Postfútbol
Desde el comienzo de los tiempos futbolísticos televisados, la moviola arbitral (entendida esta como el visionado, análisis e interpretación a posteriori de las jugadas polémicas de un encuentro), se ha convertido en un elemento más del juego. Es tan importante lo que sucede en el campo como la discusión que se genera fuera de él. De ahí que no haya partido sin moviola al igual que no hay sonido sin oído que escuche la caída del árbol en mitad del bosque.
De la moviola viven la mayoría de los medios de comunicación y, desde hace años, algunos directivos de club y aquellos jugadores que se han dejado llevar por la ola mediática. Aprovechándose de un deporte tan sentido como el fútbol, los mass media han ido provocando y avivando polémicas estériles destinadas a rellenar los huecos entre partidos, mientras creaban y alimentaban a un nuevo espectador de salón, alejado del hincha fiel que cada jornada va a ver a su equipo al estadio.
Pero si ha triunfado esta propuesta es porque ha contado con la complicidad cada vez menos silenciosa del propio mundo del fútbol: en un deporte tan aleatorio y azaroso, algunos jugadores y entrenadores han visto con buenos ojos agarrarse a argumentos deus ex machina que los eximan de responsabilidades deportivas; en un ámbito en el que la política interna cada vez está más desarrollada, muchos directivos han tendido cada vez con más frecuencia a disputar sus propios partidos en los despachos y delante de la prensa.
A diferencia de otras disciplinas deportivas de cuya naturaleza se desprende una reglamentación rígida y clara, el fútbol ha evolucionado como juego en base a una normativa flexible e interpretable, cuyos resultados dinamizadores en el campo son inversamente proporcionales al menosprecio público de su estamento arbitral. Y este es un elemento esencial para que la controversia de la moviola no se apague.
A casi nadie parece interesarle mejorar las cosas (ni siquiera a los colegiados, poco entusiasmados con, por ejemplo, ser ayudados por unos avances tecnológicos que a su vez puedan señalar en directo sus propios errores); y, si bien se proyecta una imagen oficial de aceptación del error arbitral como parte del espectáculo, este statu quo se demuestra como una frágil pantomima a la mínima ocasión.

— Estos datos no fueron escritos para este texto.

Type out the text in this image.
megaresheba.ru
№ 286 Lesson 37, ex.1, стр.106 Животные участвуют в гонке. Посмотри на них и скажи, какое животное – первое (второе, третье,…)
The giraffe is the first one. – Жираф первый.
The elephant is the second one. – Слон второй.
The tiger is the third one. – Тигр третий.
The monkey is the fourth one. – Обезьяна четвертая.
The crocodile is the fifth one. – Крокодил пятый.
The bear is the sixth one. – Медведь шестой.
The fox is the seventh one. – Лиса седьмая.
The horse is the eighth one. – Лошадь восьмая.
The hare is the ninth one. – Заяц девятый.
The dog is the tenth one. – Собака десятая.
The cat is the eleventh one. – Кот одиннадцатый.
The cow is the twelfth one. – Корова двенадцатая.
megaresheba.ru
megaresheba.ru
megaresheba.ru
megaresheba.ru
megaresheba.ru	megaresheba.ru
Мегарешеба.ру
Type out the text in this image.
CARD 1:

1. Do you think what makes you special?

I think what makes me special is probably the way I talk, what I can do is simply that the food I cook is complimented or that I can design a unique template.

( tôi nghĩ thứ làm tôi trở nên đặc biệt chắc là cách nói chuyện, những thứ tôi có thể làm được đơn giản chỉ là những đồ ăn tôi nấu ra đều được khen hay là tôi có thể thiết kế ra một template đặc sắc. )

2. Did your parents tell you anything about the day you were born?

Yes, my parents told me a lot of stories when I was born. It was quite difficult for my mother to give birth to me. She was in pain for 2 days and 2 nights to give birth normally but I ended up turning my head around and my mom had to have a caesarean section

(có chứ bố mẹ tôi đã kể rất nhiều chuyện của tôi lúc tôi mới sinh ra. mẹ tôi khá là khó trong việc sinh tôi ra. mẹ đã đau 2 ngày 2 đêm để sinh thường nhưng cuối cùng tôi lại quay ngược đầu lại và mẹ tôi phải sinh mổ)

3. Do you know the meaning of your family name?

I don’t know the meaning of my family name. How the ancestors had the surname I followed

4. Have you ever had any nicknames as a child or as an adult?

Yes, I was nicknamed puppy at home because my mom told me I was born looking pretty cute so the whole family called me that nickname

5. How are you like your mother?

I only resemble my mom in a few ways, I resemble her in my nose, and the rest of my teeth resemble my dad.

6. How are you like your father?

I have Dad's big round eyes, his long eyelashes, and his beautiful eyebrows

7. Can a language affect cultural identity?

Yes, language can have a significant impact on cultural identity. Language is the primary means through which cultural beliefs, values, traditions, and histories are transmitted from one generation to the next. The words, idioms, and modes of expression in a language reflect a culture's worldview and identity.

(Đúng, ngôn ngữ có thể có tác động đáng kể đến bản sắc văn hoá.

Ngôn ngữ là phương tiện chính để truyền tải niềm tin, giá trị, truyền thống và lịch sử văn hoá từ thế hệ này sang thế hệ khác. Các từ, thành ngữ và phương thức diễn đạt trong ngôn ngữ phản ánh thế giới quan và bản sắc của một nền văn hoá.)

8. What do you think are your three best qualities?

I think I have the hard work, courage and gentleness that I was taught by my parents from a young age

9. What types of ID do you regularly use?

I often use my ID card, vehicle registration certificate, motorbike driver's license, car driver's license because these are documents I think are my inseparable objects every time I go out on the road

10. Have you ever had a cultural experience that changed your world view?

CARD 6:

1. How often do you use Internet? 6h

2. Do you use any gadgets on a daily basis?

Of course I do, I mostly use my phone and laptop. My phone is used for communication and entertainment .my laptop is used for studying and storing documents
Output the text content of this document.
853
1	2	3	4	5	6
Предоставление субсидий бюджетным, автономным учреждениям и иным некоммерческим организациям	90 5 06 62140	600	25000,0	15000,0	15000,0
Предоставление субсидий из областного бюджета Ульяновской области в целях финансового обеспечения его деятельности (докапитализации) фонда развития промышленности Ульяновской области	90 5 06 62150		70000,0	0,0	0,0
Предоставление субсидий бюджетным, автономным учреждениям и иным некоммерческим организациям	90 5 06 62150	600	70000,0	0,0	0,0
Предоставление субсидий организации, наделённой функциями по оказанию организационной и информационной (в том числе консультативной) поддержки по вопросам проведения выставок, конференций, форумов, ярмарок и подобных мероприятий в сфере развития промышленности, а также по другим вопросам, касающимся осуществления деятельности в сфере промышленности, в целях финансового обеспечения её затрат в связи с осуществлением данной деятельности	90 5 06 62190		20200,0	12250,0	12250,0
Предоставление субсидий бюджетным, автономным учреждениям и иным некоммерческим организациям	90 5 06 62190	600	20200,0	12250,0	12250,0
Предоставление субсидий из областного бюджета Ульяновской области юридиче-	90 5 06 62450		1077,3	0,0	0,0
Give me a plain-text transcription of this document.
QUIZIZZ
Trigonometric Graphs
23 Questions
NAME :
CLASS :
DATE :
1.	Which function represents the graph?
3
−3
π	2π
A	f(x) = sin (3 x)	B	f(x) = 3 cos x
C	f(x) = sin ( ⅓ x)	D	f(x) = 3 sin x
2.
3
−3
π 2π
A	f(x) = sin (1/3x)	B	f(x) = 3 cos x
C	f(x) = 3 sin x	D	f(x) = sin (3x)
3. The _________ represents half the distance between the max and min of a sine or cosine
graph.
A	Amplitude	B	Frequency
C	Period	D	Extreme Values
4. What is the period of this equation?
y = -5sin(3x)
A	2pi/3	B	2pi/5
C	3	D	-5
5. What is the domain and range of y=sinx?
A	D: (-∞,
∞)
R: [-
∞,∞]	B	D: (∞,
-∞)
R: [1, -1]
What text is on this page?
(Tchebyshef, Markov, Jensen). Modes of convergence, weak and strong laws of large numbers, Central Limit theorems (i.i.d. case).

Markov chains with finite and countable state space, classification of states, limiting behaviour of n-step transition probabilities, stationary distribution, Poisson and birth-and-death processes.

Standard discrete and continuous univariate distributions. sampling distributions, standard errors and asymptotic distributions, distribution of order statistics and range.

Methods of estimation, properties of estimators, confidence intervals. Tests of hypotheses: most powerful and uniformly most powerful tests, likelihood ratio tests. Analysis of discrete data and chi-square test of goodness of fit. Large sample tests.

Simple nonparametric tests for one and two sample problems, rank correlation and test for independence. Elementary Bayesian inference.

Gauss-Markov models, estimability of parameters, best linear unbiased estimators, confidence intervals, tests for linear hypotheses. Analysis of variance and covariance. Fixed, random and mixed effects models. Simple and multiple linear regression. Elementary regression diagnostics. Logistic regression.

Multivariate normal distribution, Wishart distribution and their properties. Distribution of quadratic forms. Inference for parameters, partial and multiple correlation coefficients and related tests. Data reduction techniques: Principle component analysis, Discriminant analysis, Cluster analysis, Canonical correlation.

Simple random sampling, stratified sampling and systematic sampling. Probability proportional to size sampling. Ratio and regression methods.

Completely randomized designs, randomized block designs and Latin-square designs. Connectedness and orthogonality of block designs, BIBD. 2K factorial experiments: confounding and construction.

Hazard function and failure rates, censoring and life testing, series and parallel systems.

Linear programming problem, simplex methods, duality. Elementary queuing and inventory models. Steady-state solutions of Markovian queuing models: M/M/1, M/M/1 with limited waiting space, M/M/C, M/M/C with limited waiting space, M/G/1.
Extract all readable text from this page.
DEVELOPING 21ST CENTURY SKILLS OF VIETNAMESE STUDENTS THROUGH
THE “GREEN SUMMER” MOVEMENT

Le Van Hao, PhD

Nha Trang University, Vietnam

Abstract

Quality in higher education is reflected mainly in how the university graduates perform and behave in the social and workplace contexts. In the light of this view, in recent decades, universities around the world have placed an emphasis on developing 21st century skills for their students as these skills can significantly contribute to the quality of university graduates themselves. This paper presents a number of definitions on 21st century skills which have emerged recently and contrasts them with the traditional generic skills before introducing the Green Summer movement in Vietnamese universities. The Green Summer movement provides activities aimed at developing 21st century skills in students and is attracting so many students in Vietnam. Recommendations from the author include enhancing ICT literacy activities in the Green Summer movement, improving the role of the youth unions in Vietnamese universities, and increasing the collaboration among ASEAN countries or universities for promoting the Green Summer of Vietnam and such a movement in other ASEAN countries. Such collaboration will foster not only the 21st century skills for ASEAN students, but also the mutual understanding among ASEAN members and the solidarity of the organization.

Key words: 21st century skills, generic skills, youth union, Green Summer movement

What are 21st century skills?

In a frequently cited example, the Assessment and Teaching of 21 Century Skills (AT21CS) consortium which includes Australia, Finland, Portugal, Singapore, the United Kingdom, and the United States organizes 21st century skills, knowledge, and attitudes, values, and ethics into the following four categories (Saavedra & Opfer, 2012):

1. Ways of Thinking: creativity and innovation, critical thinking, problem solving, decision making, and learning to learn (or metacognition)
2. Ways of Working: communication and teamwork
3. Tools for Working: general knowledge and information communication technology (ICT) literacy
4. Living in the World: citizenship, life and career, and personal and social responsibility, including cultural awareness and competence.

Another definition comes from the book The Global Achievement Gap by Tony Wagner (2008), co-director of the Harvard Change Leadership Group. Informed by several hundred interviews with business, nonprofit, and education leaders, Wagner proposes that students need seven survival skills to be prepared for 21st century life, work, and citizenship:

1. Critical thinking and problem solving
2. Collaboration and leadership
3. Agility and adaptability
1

Es entonces cuando entra en acción una esquizofrénica lógica de pensamiento aplicada tanto por periodistas, como por jugadores, entrenadores y directivos de clubes: si los árbitros se equivocan a mi favor se debe a un fallo humano; si lo hacen en mi contra existe una mano negra.
Casi nadie se libra de emplear el comodín de la interpretación maniquea. Y la verdad es que esta lógica dialéctica tendría cierta belleza si se adscribiese únicamente a la inutilidad del debate bizantino de barra de bar (o en su prolongación contemporánea 2.0); pero se vuelve absurda cuando el que la formula es una persona del fútbol, y especialmente cuando lo hace desde la atalaya de los grandes clubes que históricamente han sido los más beneficiados. En esos momentos se vuelve contradictoria y especialmente ridícula.
Porque la tramposa naturaleza de esta argumentación solo necesita de un mínimo paso del tiempo para salir a la luz. Baste, por ejemplo, que amaine un poco la tormenta de un F.C. Barcelona que se clasifica para cuartos de final de la Liga de Campeones, remontada mediante, con polémica arbitral, para que el Real Madrid recupere el liderato en Liga esa misma semana con ayuda del árbitro. Y aquí paz y después gloria, o lo que es peor, a seguir defendiendo la misma postura por indefendible que se haya vuelto.
Y es que en el fútbol actual, reflejo del mundo en el que vivimos, los partidos se juegan en el césped pero se ganan fuera; y para lograrlo no importa tanto si se mete un gol como si se consigue hacer creer que se ha metido. En los tiempos de la postverdad, a lo que se juega es al postfútbol.